If you want to know more about transgenderism, go to the Midtown Clinic and speak with medical professionals, Mercedes Curran said to the Anchorage Assembly on Tuesday night, targeting at least one Assemblywoman and members of the public who used the term “biological man or woman” during a recent Assembly meeting.
Curran, lecturing the Assembly and public in an angry tone, said the term “biological man or woman” is damaging. She is a member of the LGBTQ+ community.
“Determining gender purely by the basis of biological sex is not as clearcut as one could think. The chromosomes, testosterone levels, the anatomical features arguments don’t hold weight, not with all the research that is out there that shows otherwise,” she said. “Go get current, get educated. Maybe talk to the members of the trans and queer community and listen.”
“There is no excuse to continue to spread harmful information and hateful ideology,” she said. She said there is no reason any woman, trans or otherwise, should be turned away from a shelter and that trans women were a protected class and that to turn away biological males is unAmerican, unAlaskan, and unconstitutional.
She was responding to the debate about whether transgendered men-to-women can be prevented from entering shelters for women.
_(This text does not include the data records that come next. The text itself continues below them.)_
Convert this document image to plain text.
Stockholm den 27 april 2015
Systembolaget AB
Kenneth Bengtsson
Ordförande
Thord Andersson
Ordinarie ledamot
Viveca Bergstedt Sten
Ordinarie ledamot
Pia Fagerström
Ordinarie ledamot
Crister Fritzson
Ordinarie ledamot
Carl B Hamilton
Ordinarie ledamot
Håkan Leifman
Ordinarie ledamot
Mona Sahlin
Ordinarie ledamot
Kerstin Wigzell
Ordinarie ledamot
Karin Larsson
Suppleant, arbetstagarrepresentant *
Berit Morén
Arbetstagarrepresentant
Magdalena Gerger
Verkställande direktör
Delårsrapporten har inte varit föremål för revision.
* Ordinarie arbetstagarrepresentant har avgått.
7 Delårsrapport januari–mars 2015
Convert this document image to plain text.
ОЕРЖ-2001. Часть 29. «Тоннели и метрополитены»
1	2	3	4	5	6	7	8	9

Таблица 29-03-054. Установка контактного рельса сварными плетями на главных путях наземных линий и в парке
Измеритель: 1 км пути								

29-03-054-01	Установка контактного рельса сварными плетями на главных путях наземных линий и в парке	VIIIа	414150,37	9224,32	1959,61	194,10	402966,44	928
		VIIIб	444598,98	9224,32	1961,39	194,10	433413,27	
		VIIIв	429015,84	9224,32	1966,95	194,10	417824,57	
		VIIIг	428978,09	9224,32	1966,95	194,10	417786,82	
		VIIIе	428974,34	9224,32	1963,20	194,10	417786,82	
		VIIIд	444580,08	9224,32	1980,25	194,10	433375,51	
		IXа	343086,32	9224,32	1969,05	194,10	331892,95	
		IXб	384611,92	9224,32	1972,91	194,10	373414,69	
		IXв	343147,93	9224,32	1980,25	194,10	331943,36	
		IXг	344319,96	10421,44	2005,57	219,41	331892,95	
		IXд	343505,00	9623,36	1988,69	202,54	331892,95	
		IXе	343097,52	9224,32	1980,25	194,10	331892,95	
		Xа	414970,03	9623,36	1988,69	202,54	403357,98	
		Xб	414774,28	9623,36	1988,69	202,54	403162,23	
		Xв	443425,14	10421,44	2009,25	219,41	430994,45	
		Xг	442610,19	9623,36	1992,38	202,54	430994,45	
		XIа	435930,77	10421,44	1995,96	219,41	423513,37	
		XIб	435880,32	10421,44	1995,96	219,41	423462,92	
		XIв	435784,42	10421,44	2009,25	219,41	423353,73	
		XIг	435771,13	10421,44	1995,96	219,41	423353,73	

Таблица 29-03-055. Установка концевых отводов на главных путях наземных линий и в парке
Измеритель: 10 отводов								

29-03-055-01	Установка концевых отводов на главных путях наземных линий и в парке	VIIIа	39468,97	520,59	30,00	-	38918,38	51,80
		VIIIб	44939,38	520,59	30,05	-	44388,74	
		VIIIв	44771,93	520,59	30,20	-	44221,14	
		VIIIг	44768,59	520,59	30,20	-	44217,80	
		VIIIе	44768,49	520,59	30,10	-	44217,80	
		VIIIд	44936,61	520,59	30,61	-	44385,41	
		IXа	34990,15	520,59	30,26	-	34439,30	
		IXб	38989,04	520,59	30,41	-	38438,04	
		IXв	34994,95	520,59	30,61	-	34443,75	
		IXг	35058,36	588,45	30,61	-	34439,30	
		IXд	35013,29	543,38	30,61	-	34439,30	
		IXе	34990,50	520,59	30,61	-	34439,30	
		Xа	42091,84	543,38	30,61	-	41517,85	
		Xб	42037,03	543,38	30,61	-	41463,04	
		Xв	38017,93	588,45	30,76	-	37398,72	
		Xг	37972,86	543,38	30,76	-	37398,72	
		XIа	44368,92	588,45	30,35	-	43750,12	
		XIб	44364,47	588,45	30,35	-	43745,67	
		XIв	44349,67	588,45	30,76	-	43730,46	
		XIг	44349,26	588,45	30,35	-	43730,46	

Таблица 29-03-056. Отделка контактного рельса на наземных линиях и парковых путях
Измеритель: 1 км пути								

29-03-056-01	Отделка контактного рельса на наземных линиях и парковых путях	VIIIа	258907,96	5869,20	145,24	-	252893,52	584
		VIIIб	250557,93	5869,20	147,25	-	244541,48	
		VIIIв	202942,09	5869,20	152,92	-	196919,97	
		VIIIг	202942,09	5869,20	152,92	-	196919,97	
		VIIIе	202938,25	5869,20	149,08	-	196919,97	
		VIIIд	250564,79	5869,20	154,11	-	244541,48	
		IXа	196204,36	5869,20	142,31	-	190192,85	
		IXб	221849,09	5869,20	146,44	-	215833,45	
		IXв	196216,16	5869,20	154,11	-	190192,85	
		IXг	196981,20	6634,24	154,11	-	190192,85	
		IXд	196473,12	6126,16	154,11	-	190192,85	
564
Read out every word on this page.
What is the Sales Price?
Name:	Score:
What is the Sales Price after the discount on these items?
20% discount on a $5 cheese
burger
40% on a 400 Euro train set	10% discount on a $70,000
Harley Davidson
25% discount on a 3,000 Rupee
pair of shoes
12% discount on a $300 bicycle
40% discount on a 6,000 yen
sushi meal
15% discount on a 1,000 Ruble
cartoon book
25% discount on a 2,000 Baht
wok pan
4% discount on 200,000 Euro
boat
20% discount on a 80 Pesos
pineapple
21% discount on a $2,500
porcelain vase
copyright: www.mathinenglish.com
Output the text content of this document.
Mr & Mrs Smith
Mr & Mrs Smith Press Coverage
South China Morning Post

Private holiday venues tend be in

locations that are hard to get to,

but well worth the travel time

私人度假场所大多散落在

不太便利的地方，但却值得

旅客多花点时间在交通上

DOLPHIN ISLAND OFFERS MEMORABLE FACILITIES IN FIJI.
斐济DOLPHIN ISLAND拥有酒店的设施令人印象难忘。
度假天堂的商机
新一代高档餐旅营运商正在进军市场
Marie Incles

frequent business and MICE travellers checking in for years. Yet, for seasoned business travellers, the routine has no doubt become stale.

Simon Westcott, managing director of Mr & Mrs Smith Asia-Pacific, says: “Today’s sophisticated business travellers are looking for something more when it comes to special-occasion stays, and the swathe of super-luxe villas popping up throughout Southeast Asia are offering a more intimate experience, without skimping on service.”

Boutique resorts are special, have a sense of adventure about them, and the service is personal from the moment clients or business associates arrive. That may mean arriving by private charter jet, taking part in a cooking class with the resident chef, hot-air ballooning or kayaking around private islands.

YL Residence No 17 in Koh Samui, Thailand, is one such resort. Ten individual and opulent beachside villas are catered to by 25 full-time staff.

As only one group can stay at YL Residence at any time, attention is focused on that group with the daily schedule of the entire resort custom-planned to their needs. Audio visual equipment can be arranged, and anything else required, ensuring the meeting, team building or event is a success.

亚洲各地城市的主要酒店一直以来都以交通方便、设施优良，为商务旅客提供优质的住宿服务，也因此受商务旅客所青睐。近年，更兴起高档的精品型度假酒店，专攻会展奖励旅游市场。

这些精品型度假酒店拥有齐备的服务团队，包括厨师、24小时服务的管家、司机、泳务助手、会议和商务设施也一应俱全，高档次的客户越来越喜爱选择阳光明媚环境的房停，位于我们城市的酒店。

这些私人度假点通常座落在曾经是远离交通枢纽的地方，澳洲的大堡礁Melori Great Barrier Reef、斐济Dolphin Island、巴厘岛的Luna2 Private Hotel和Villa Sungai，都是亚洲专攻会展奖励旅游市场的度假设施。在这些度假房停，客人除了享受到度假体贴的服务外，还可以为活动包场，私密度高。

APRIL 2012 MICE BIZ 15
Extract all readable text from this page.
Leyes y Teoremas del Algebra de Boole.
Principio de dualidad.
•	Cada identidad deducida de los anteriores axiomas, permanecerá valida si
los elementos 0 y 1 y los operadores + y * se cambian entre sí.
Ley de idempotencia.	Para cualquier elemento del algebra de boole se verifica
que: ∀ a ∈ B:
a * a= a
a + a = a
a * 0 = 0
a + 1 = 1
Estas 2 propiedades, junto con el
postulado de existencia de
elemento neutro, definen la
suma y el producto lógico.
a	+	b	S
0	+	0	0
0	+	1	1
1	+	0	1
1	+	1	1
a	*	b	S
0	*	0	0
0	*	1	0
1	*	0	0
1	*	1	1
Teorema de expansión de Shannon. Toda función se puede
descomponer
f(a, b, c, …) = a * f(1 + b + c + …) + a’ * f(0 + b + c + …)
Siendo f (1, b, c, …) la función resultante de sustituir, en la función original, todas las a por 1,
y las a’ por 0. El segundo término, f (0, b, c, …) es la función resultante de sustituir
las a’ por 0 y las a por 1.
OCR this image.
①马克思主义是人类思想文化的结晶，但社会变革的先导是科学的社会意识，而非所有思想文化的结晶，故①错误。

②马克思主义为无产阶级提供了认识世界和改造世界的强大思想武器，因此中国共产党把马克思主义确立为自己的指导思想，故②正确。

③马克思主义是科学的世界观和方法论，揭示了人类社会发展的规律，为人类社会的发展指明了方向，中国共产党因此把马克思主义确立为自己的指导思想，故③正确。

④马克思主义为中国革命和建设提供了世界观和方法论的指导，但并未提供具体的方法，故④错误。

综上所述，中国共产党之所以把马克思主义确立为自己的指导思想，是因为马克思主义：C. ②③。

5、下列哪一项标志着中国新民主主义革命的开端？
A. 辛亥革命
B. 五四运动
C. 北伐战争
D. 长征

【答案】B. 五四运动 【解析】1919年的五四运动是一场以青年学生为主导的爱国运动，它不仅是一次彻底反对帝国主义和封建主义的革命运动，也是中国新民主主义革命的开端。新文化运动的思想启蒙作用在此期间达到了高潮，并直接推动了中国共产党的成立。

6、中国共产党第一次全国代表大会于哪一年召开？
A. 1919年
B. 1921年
The Hope Center in Downtown Anchorage only admits biological women, and has said these women clients are highly traumatized by men and should not be forced to sleep next to men.
In May, the Anchorage Assembly, on a vote of 8-2, passed an ordinance that revised Anchorage Municipal Code Title 5, the Equal Rights section, to prohibit women’s shelters from barring men who say they are women.
At the same time, the Assembly is funding a shelter for transgender people called “Choosing Our Roots” using federal Covid relief funds.
“Any rhetoric protecting real women is just bigoted dog-whistling that intends to fear-monger and dehumanize one of the most vulnerable populations in our community. Trans women are real women, whether you like it or not, no matter what you say in your echo chamber.”
It was yet another contribution in an ongoing national conversation about who may use women’s bathrooms, women’s locker rooms and whether boys can “identify” as girls and compete against girls in sports.
“Get used to it,” Curran said during her three minutes at the podium. The Assembly had no questions for her.